Каждый день его навещали товарищи — литовские и польские коммунисты, партизаны, подпольщики. Но их впускали ненадолго, чтобы не утомить больного.

Зато Онуте теперь пропускали в любое время. Ей даже выдали настоящий постоянный пропуск. Она всякий раз показывала его санитару у входа, и всякий раз санитар говорил:

— Ладно, ладно, егоза, знаю, беги!

Она не отходила от папиной койки и всё время проводила в четвёртой палате. Она подавала раненым градусники, лекарства, костыли. Постепенно она стала помощницей Шурочки. Все раненые полюбили её.

— Папа, — говорила она, присаживаясь в ногах у отца, — а можно, я буду учиться на сестру, когда вырасту?

— Можно, Оняле, можно… И на сестру… И на доктора… И на профессора…

Он легонько сжимал её худенькую ручку своей большой, жилистой, но слабой ещё рукой и подолгу держал не отпуская.

Однажды, запинаясь и то и дело отдыхая, он рассказал ей о том, как попал в концлагерь.

…Он сидел в тёмном подвале и слушал Москву.

«Фашисты несут человечеству страдания и гибель, — записывал он, прислушиваясь к спокойному, уверенному голосу Москвы. — Одни народы они уничтожают полностью, другие обрекают на вымирание, третьи — на унизительное рабство…»

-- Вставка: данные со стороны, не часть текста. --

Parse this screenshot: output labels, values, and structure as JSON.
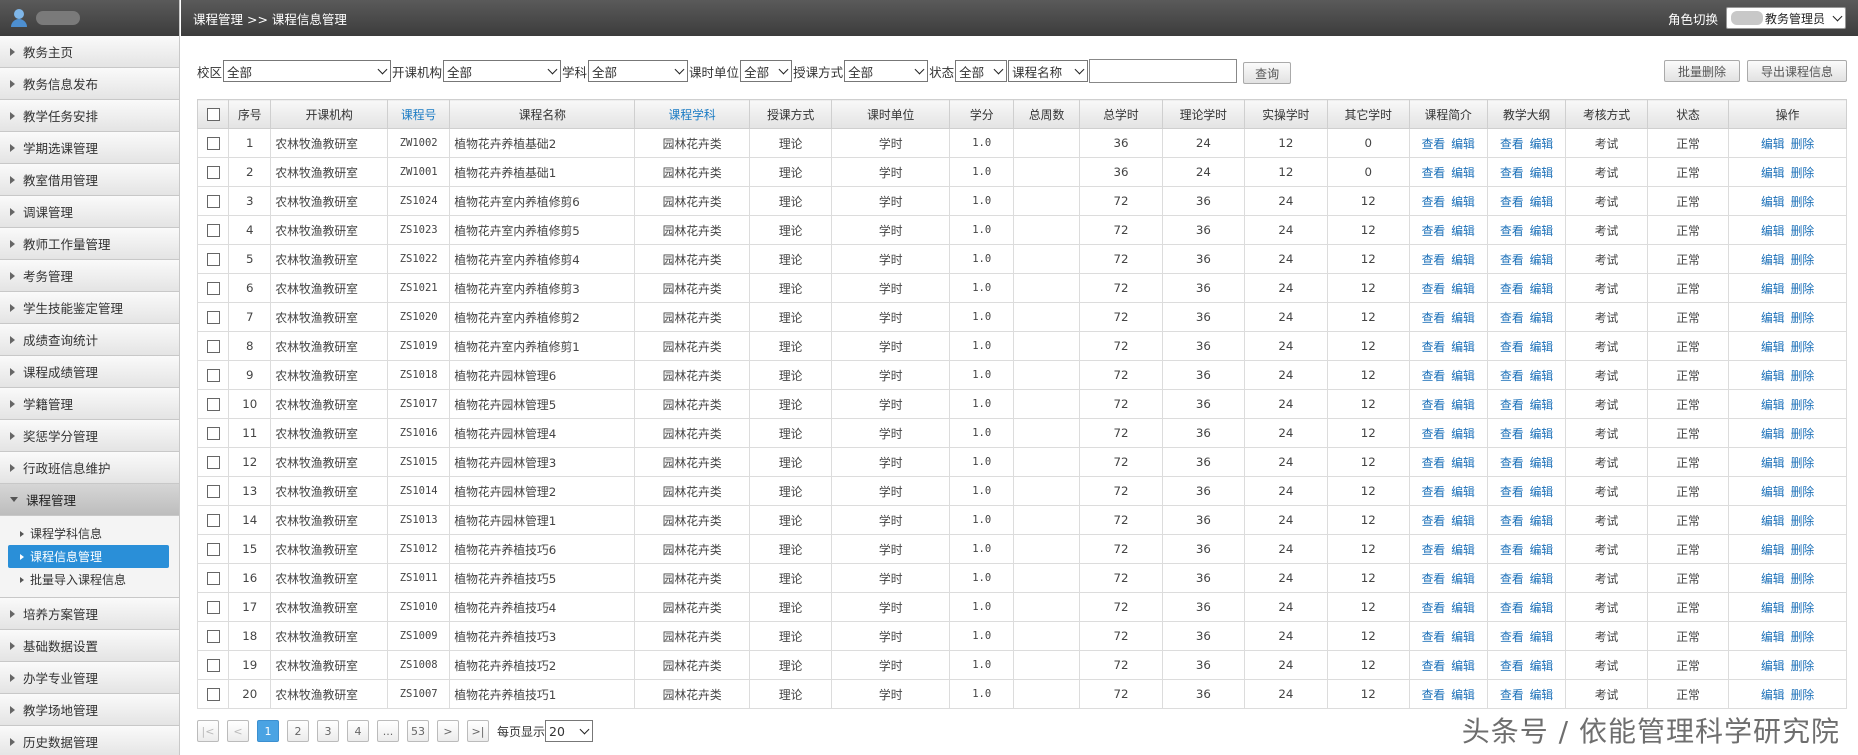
{
  "sidebar": {
    "items_top": [
      "教务主页",
      "教务信息发布",
      "教学任务安排",
      "学期选课管理",
      "教室借用管理",
      "调课管理",
      "教师工作量管理",
      "考务管理",
      "学生技能鉴定管理",
      "成绩查询统计",
      "课程成绩管理",
      "学籍管理",
      "奖惩学分管理",
      "行政班信息维护"
    ],
    "open_item": "课程管理",
    "sub_items": [
      "课程学科信息",
      "课程信息管理",
      "批量导入课程信息"
    ],
    "active_sub": 1,
    "items_bottom": [
      "培养方案管理",
      "基础数据设置",
      "办学专业管理",
      "教学场地管理",
      "历史数据管理"
    ]
  },
  "header": {
    "breadcrumb": "课程管理 >> 课程信息管理",
    "role_label": "角色切换",
    "role_value": "教务管理员"
  },
  "filters": {
    "campus_label": "校区",
    "campus_value": "全部",
    "org_label": "开课机构",
    "org_value": "全部",
    "subject_label": "学科",
    "subject_value": "全部",
    "unit_label": "课时单位",
    "unit_value": "全部",
    "mode_label": "授课方式",
    "mode_value": "全部",
    "status_label": "状态",
    "status_value": "全部",
    "field_select": "课程名称",
    "search_value": "",
    "query_button": "查询",
    "batch_delete_button": "批量删除",
    "export_button": "导出课程信息"
  },
  "table": {
    "headers": [
      "序号",
      "开课机构",
      "课程号",
      "课程名称",
      "课程学科",
      "授课方式",
      "课时单位",
      "学分",
      "总周数",
      "总学时",
      "理论学时",
      "实操学时",
      "其它学时",
      "课程简介",
      "教学大纲",
      "考核方式",
      "状态",
      "操作"
    ],
    "sortable": [
      2,
      4
    ],
    "link_view": "查看",
    "link_edit": "编辑",
    "link_delete": "删除",
    "rows": [
      [
        "1",
        "农林牧渔教研室",
        "ZW1002",
        "植物花卉养植基础2",
        "园林花卉类",
        "理论",
        "学时",
        "1.0",
        "",
        "36",
        "24",
        "12",
        "0",
        "考试",
        "正常"
      ],
      [
        "2",
        "农林牧渔教研室",
        "ZW1001",
        "植物花卉养植基础1",
        "园林花卉类",
        "理论",
        "学时",
        "1.0",
        "",
        "36",
        "24",
        "12",
        "0",
        "考试",
        "正常"
      ],
      [
        "3",
        "农林牧渔教研室",
        "ZS1024",
        "植物花卉室内养植修剪6",
        "园林花卉类",
        "理论",
        "学时",
        "1.0",
        "",
        "72",
        "36",
        "24",
        "12",
        "考试",
        "正常"
      ],
      [
        "4",
        "农林牧渔教研室",
        "ZS1023",
        "植物花卉室内养植修剪5",
        "园林花卉类",
        "理论",
        "学时",
        "1.0",
        "",
        "72",
        "36",
        "24",
        "12",
        "考试",
        "正常"
      ],
      [
        "5",
        "农林牧渔教研室",
        "ZS1022",
        "植物花卉室内养植修剪4",
        "园林花卉类",
        "理论",
        "学时",
        "1.0",
        "",
        "72",
        "36",
        "24",
        "12",
        "考试",
        "正常"
      ],
      [
        "6",
        "农林牧渔教研室",
        "ZS1021",
        "植物花卉室内养植修剪3",
        "园林花卉类",
        "理论",
        "学时",
        "1.0",
        "",
        "72",
        "36",
        "24",
        "12",
        "考试",
        "正常"
      ],
      [
        "7",
        "农林牧渔教研室",
        "ZS1020",
        "植物花卉室内养植修剪2",
        "园林花卉类",
        "理论",
        "学时",
        "1.0",
        "",
        "72",
        "36",
        "24",
        "12",
        "考试",
        "正常"
      ],
      [
        "8",
        "农林牧渔教研室",
        "ZS1019",
        "植物花卉室内养植修剪1",
        "园林花卉类",
        "理论",
        "学时",
        "1.0",
        "",
        "72",
        "36",
        "24",
        "12",
        "考试",
        "正常"
      ],
      [
        "9",
        "农林牧渔教研室",
        "ZS1018",
        "植物花卉园林管理6",
        "园林花卉类",
        "理论",
        "学时",
        "1.0",
        "",
        "72",
        "36",
        "24",
        "12",
        "考试",
        "正常"
      ],
      [
        "10",
        "农林牧渔教研室",
        "ZS1017",
        "植物花卉园林管理5",
        "园林花卉类",
        "理论",
        "学时",
        "1.0",
        "",
        "72",
        "36",
        "24",
        "12",
        "考试",
        "正常"
      ],
      [
        "11",
        "农林牧渔教研室",
        "ZS1016",
        "植物花卉园林管理4",
        "园林花卉类",
        "理论",
        "学时",
        "1.0",
        "",
        "72",
        "36",
        "24",
        "12",
        "考试",
        "正常"
      ],
      [
        "12",
        "农林牧渔教研室",
        "ZS1015",
        "植物花卉园林管理3",
        "园林花卉类",
        "理论",
        "学时",
        "1.0",
        "",
        "72",
        "36",
        "24",
        "12",
        "考试",
        "正常"
      ],
      [
        "13",
        "农林牧渔教研室",
        "ZS1014",
        "植物花卉园林管理2",
        "园林花卉类",
        "理论",
        "学时",
        "1.0",
        "",
        "72",
        "36",
        "24",
        "12",
        "考试",
        "正常"
      ],
      [
        "14",
        "农林牧渔教研室",
        "ZS1013",
        "植物花卉园林管理1",
        "园林花卉类",
        "理论",
        "学时",
        "1.0",
        "",
        "72",
        "36",
        "24",
        "12",
        "考试",
        "正常"
      ],
      [
        "15",
        "农林牧渔教研室",
        "ZS1012",
        "植物花卉养植技巧6",
        "园林花卉类",
        "理论",
        "学时",
        "1.0",
        "",
        "72",
        "36",
        "24",
        "12",
        "考试",
        "正常"
      ],
      [
        "16",
        "农林牧渔教研室",
        "ZS1011",
        "植物花卉养植技巧5",
        "园林花卉类",
        "理论",
        "学时",
        "1.0",
        "",
        "72",
        "36",
        "24",
        "12",
        "考试",
        "正常"
      ],
      [
        "17",
        "农林牧渔教研室",
        "ZS1010",
        "植物花卉养植技巧4",
        "园林花卉类",
        "理论",
        "学时",
        "1.0",
        "",
        "72",
        "36",
        "24",
        "12",
        "考试",
        "正常"
      ],
      [
        "18",
        "农林牧渔教研室",
        "ZS1009",
        "植物花卉养植技巧3",
        "园林花卉类",
        "理论",
        "学时",
        "1.0",
        "",
        "72",
        "36",
        "24",
        "12",
        "考试",
        "正常"
      ],
      [
        "19",
        "农林牧渔教研室",
        "ZS1008",
        "植物花卉养植技巧2",
        "园林花卉类",
        "理论",
        "学时",
        "1.0",
        "",
        "72",
        "36",
        "24",
        "12",
        "考试",
        "正常"
      ],
      [
        "20",
        "农林牧渔教研室",
        "ZS1007",
        "植物花卉养植技巧1",
        "园林花卉类",
        "理论",
        "学时",
        "1.0",
        "",
        "72",
        "36",
        "24",
        "12",
        "考试",
        "正常"
      ]
    ]
  },
  "pager": {
    "first": "|<",
    "prev": "<",
    "pages": [
      "1",
      "2",
      "3",
      "4",
      "...",
      "53"
    ],
    "current": "1",
    "next": ">",
    "last": ">|",
    "per_page_label": "每页显示",
    "per_page_value": "20"
  },
  "watermark": "头条号 / 依能管理科学研究院"
}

Вдруг наверху раздался глухой взрыв. Это фашисты взорвали дом над подвалом. Свеча погасла. В подвале наступила кромешная тьма. Но радио на аккумуляторах продолжало чудом работать. И Петраускас торопливо записывал в темноте, не зная, сможет ли он потом разобрать записанное. Потом он почувствовал, что ему отчего-то тяжело дышать. Он стал глубже и чаще втягивать в себя воздух, но это не помогало. Он начал задыхаться.

Он выключил радио, нашарил в кармане спички и стал одну за другой зажигать их. Спички не зажигались. В ушах звенело. Сердце неистово колотилось. И Петраускас понял: обломки после взрыва завалили все отверстия, и воздух перестал проникать в подвал.